They’re not heavier, they’re harder to handle. Imagine a 20-kilogram broomstick and 20 litres of water in a 40-litre water balloon.
They both weigh 20 kilograms but that broomstick has its weight divided across a large area that is nicely balanced so it’s easy to pick up. While that water balloon has no easy handholds and wibble wobbles all over the place, making it hard to move.
When you pick up a conscious person, they’ll try to help balance their weight. When you pick up an unconscious person, it’s very hard to balance as the limbs and head keep moving and thus shifting the weight.
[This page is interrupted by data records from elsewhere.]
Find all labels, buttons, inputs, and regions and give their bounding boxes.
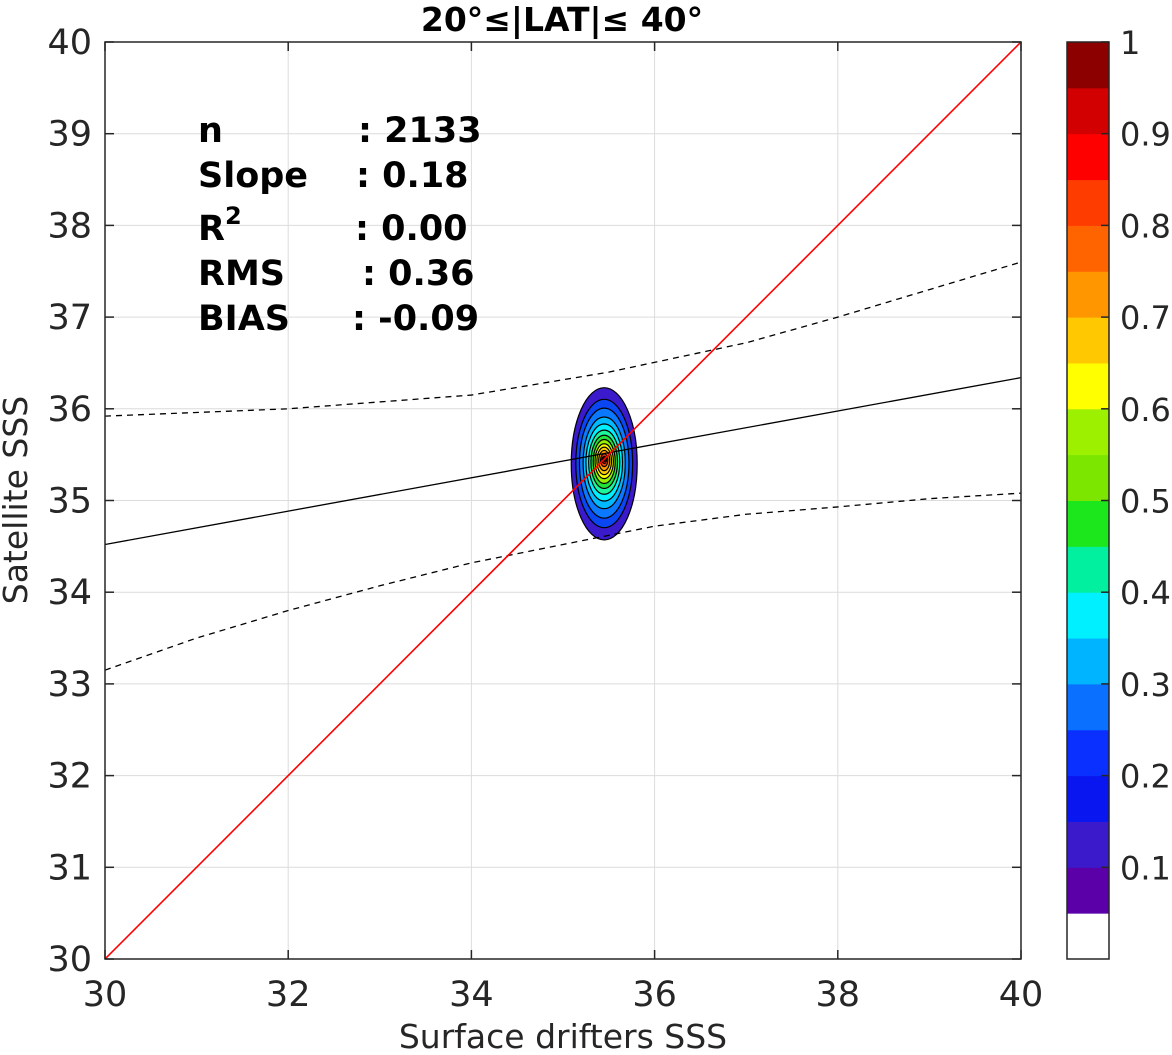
stat-label: n [198,111,223,151]
colorbar-segment [1067,913,1109,960]
colorbar-segment [1067,408,1109,456]
x-axis: 30 32 34 36 38 40 [83,42,1044,1015]
colorbar-segment [1067,638,1109,685]
colorbar-segment [1067,317,1109,364]
stats-annotation: n : 2133 Slope : 0.18 R2 : 0.00 RMS : 0.36 BIAS:… [198,111,482,339]
colorbar-tick-label: 1 [1120,24,1140,62]
stat-value: : 0.18 [356,156,469,196]
x-tick-label: 32 [266,975,311,1015]
colorbar-segment [1067,454,1109,501]
y-axis-label: Satellite SSS [0,396,35,605]
stat-label: Slope [198,156,308,196]
stat-label: RMS [198,254,285,294]
stat-label: BIAS [198,299,290,339]
confidence-lower-line [105,492,1021,671]
colorbar-segment [1067,592,1109,639]
y-tick-label: 37 [47,298,92,338]
colorbar-tick-label: 0.3 [1120,666,1171,704]
stat-label-superscript: 2 [225,202,242,230]
colorbar-segment [1067,362,1109,410]
colorbar-tick-label: 0.4 [1120,574,1171,612]
colorbar-tick-label: 0.7 [1120,299,1171,337]
colorbar-tick-label: 0.9 [1120,116,1171,154]
x-axis-label: Surface drifters SSS [399,1017,727,1055]
colorbar: 0.1 0.2 0.3 0.4 0.5 0.6 0.7 0.8 0.9 1 [1066,24,1171,960]
y-tick-label: 32 [47,757,92,797]
y-tick-label: 38 [47,206,92,246]
x-tick-label: 34 [449,975,494,1015]
colorbar-tick-label: 0.2 [1120,758,1171,796]
colorbar-segment [1067,42,1109,89]
colorbar-segment [1067,271,1109,318]
stat-value: : 2133 [358,111,482,151]
colorbar-segment [1067,683,1109,731]
colorbar-tick-label: 0.6 [1120,391,1171,429]
y-axis: 30 31 32 33 34 35 36 37 38 39 40 [47,23,1021,980]
y-tick-label: 35 [47,482,92,522]
colorbar-segment [1067,500,1109,547]
x-tick-label: 40 [999,975,1044,1015]
y-tick-label: 39 [47,115,92,155]
stat-value: : 0.00 [355,209,468,249]
colorbar-tick-label: 0.8 [1120,207,1171,245]
y-tick-label: 34 [47,573,92,613]
colorbar-segment [1067,133,1109,181]
colorbar-segment [1067,546,1109,593]
y-tick-label: 40 [47,23,92,63]
regression-line [105,376,1021,546]
y-tick-label: 31 [47,848,92,888]
colorbar-segment [1067,775,1109,822]
stat-value: : 0.36 [362,254,475,294]
x-tick-label: 30 [83,975,128,1015]
colorbar-segment [1067,179,1109,226]
colorbar-tick-label: 0.1 [1120,849,1171,887]
stat-label: R2 [198,202,242,249]
colorbar-tick-label: 0.5 [1120,483,1171,521]
x-tick-label: 36 [632,975,677,1015]
y-tick-label: 33 [47,665,92,705]
colorbar-segment [1067,87,1109,135]
y-tick-label: 30 [47,940,92,980]
colorbar-segment [1067,867,1109,914]
chart-title: 20°≤|LAT|≤ 40° [421,0,703,39]
confidence-upper-line [105,261,1021,417]
grid-lines [105,42,1021,959]
stat-value: : -0.09 [352,299,479,339]
identity-line [105,42,1021,959]
colorbar-segment [1067,821,1109,868]
colorbar-segment [1067,729,1109,777]
x-tick-label: 38 [816,975,861,1015]
colorbar-segment [1067,225,1109,272]
y-tick-label: 36 [47,390,92,430]
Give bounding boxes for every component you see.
An unconscious person is flaccid and awkward to lift because his body adjusts and absorbs our attempts to lift it as a unit. A conscious person’s body offers far greater muscular tone and thus allows itself to be lifted more as a rigid unit. In other words, it doesn’t ooze, stretch, resist, or absorb our efforts to lift it. A fluid body absorbs the work done on specific points of itself. But if you place each item (steel box and sack of potatoes) on a palette and lifted them both with forklifts then they would be equally easy to lift.
If you ever tried to pick up a 5 year old that wants to be picked up vs one that does not, I guarentee the one that does not want to be picked up is 2X the weight that does. Now put them both on the scale they weigh the same. Something else is happening. Maybe with the their magnetic field at the time. I dont know.